The main responsibility for the organisation of Civil Defence measures generally rests with the local authorities. Instructions have been sent to the local authorities to complete all the preparatory steps so that action can be taken at the shortest notice. Plans for the evacuation of school children, mothers with young children, expectant mothers and blind persons from certain congested areas-plans which have involved an immense amount of detailed thinking-are ready. Those who have to carry out those plans have been recalled for duty, school teachers in evacuation areas have been kept in easy reach of school assembly points since Saturday, and a rehearsal of the arrangements for evacuating school children was carried out yesterday. Nearly a week ago local authorities were warned to make arrangements for the extinction of public lighting and to prepare the necessary aids to movement when the lighting has been extinguished. Arrangements have been completed for calling up at very short notice of the personnel of the Air-Raid Precautions Service, and duty officers are available throughout the twenty-four hours at key posts. The last item I mention is that the necessary preliminary steps have been taken to prepare hospitals for the reception of casualties.

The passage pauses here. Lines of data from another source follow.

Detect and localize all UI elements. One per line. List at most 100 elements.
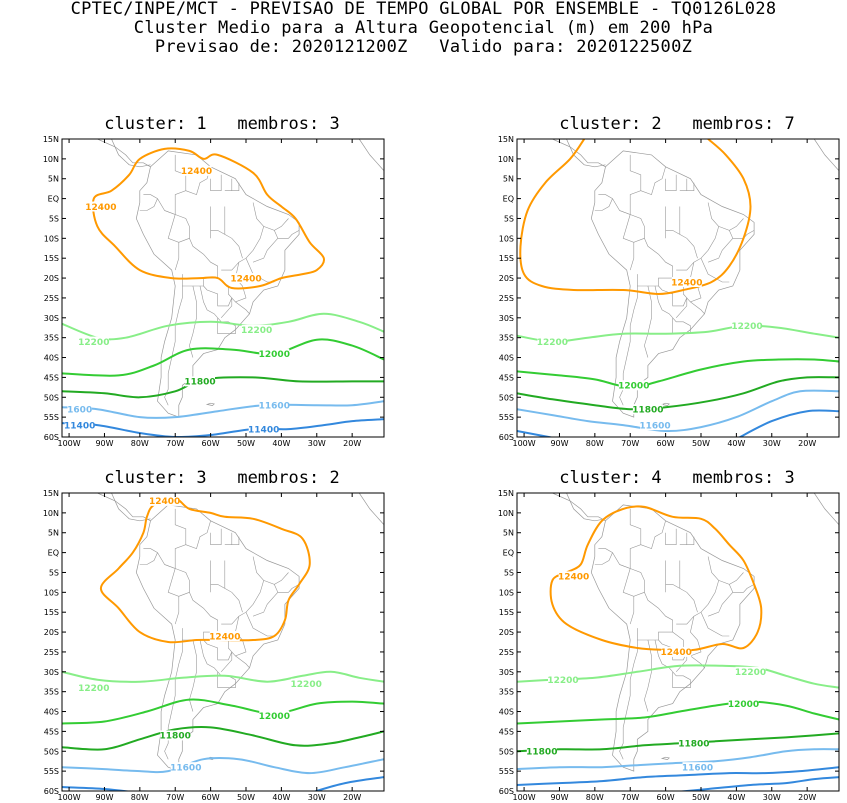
lon-tick-label: 60W <box>202 793 220 802</box>
isoline-label: 12400 <box>661 648 692 658</box>
isoline-label-background <box>661 646 692 657</box>
lat-tick-label: 20S <box>499 628 514 637</box>
country-border <box>619 286 638 406</box>
isoline-label: 12000 <box>728 700 759 710</box>
isoline-label-background <box>735 666 766 677</box>
isoline-label: 12400 <box>149 497 180 507</box>
lat-tick-label: 15N <box>498 489 514 498</box>
country-border <box>686 536 695 545</box>
lat-tick-label: EQ <box>503 549 514 558</box>
isoline-12200 <box>62 312 384 341</box>
panel-2-title: cluster: 2 membros: 7 <box>559 114 795 134</box>
isoline-label: 12400 <box>209 632 240 642</box>
country-border <box>277 584 300 593</box>
lat-tick-label: 45S <box>499 373 514 382</box>
lon-tick-label: 50W <box>692 439 710 448</box>
country-border <box>231 616 247 657</box>
isoline-label: 11800 <box>160 732 191 742</box>
isoline-11400 <box>62 418 384 437</box>
country-border <box>619 210 635 271</box>
country-border <box>221 202 265 271</box>
country-border <box>630 214 645 239</box>
lon-tick-label: 100W <box>58 793 81 802</box>
lon-tick-label: 70W <box>621 439 639 448</box>
isoline-label: 12200 <box>241 326 272 336</box>
isoline-label: 12200 <box>291 680 322 690</box>
country-border <box>210 174 222 191</box>
country-border <box>598 154 642 215</box>
lon-tick-label: 40W <box>727 439 745 448</box>
country-border <box>654 285 673 318</box>
isoline-12200 <box>62 670 384 683</box>
lat-tick-label: 50S <box>44 393 59 402</box>
lat-tick-label: 60S <box>44 787 59 796</box>
lat-tick-label: 25S <box>499 648 514 657</box>
lon-tick-label: 70W <box>621 793 639 802</box>
coastline-central-america <box>96 493 151 522</box>
lat-tick-label: 35S <box>499 334 514 343</box>
coastline-central-america <box>551 493 606 522</box>
lon-tick-label: 40W <box>727 793 745 802</box>
lat-tick-label: 10N <box>43 155 59 164</box>
isoline-label: 11800 <box>632 406 663 416</box>
island-hispaniola <box>616 474 635 481</box>
lat-tick-label: 45S <box>499 727 514 736</box>
lat-tick-label: 15N <box>43 489 59 498</box>
country-border <box>633 237 673 287</box>
isoline-label-background <box>259 348 290 359</box>
lon-tick-label: 40W <box>272 439 290 448</box>
country-border <box>175 214 190 239</box>
lon-tick-label: 90W <box>550 439 568 448</box>
isoline-label: 11400 <box>248 425 279 435</box>
country-border <box>164 564 180 625</box>
coastline-south-america <box>590 504 755 772</box>
lat-tick-label: 30S <box>499 314 514 323</box>
country-border <box>221 556 265 625</box>
coastline-central-america-north <box>565 139 606 168</box>
country-border <box>139 552 158 565</box>
isoline-label-background <box>149 495 180 506</box>
isoline-12400 <box>549 505 763 652</box>
isoline-label: 11400 <box>64 421 95 431</box>
lat-tick-label: 10S <box>44 588 59 597</box>
isoline-label-background <box>85 201 116 212</box>
isoline-label: 12200 <box>537 338 568 348</box>
country-border <box>676 202 720 271</box>
isoline-label: 12400 <box>85 203 116 213</box>
country-border <box>277 230 300 239</box>
lat-tick-label: 35S <box>44 688 59 697</box>
isoline-label: 12400 <box>558 573 589 583</box>
isoline-label: 12200 <box>731 322 762 332</box>
lat-tick-label: 35S <box>44 334 59 343</box>
isoline-label-background <box>640 420 670 431</box>
country-border <box>686 262 702 303</box>
island-falklands <box>660 756 670 760</box>
map-frame <box>516 492 840 792</box>
isoline-label-background <box>548 674 578 685</box>
lat-tick-label: 5N <box>48 529 59 538</box>
lat-tick-label: 55S <box>499 413 514 422</box>
lon-tick-label: 60W <box>657 439 675 448</box>
lat-tick-label: 40S <box>44 708 59 717</box>
country-border <box>252 226 279 263</box>
lon-tick-label: 50W <box>237 793 255 802</box>
lon-tick-label: 30W <box>763 439 781 448</box>
lat-tick-label: 5S <box>504 215 514 224</box>
isoline-label: 12400 <box>181 167 212 177</box>
country-border <box>220 651 233 672</box>
isoline-12000 <box>517 358 839 389</box>
lon-tick-label: 30W <box>308 793 326 802</box>
country-border <box>199 285 218 318</box>
isoline-label-background <box>78 682 109 693</box>
isoline-label-background <box>259 710 290 721</box>
country-border <box>252 580 279 617</box>
map-frame <box>61 492 385 792</box>
panel-3-title: cluster: 3 membros: 2 <box>104 468 340 488</box>
country-border <box>633 591 673 641</box>
coastline-africa <box>358 139 384 172</box>
isoline-label: 11800 <box>184 378 215 388</box>
lat-tick-label: 15N <box>498 135 514 144</box>
isoline-label-background <box>671 277 702 287</box>
lat-tick-label: 60S <box>44 433 59 442</box>
lat-tick-label: 15S <box>499 608 514 617</box>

I have given a number of instances of steps which have been taken over and above the measures which have already been put into operation. A complete and continuous survey is being carried out over the whole range of our defence preparations, and preparatory measures are being taken in order to ensure that further precautionary measures, if and when they should be found necessary, can be given effect to as rapidly as possible. The instances I have given to the House are merely illustrations of the general state of readiness, of which the House and the country are aware. I think that they justify and partly account for the general absence of fear, or, indeed, of any violent emotion. The British people are said sometimes to be slow to make up their minds, but, having made them up, they do not readily let go. The issue of peace or war is still undecided, and we still will hope, and still will work, for peace; but we will abate no jot of our resolution to hold fast to the line which we have laid down for ourselves.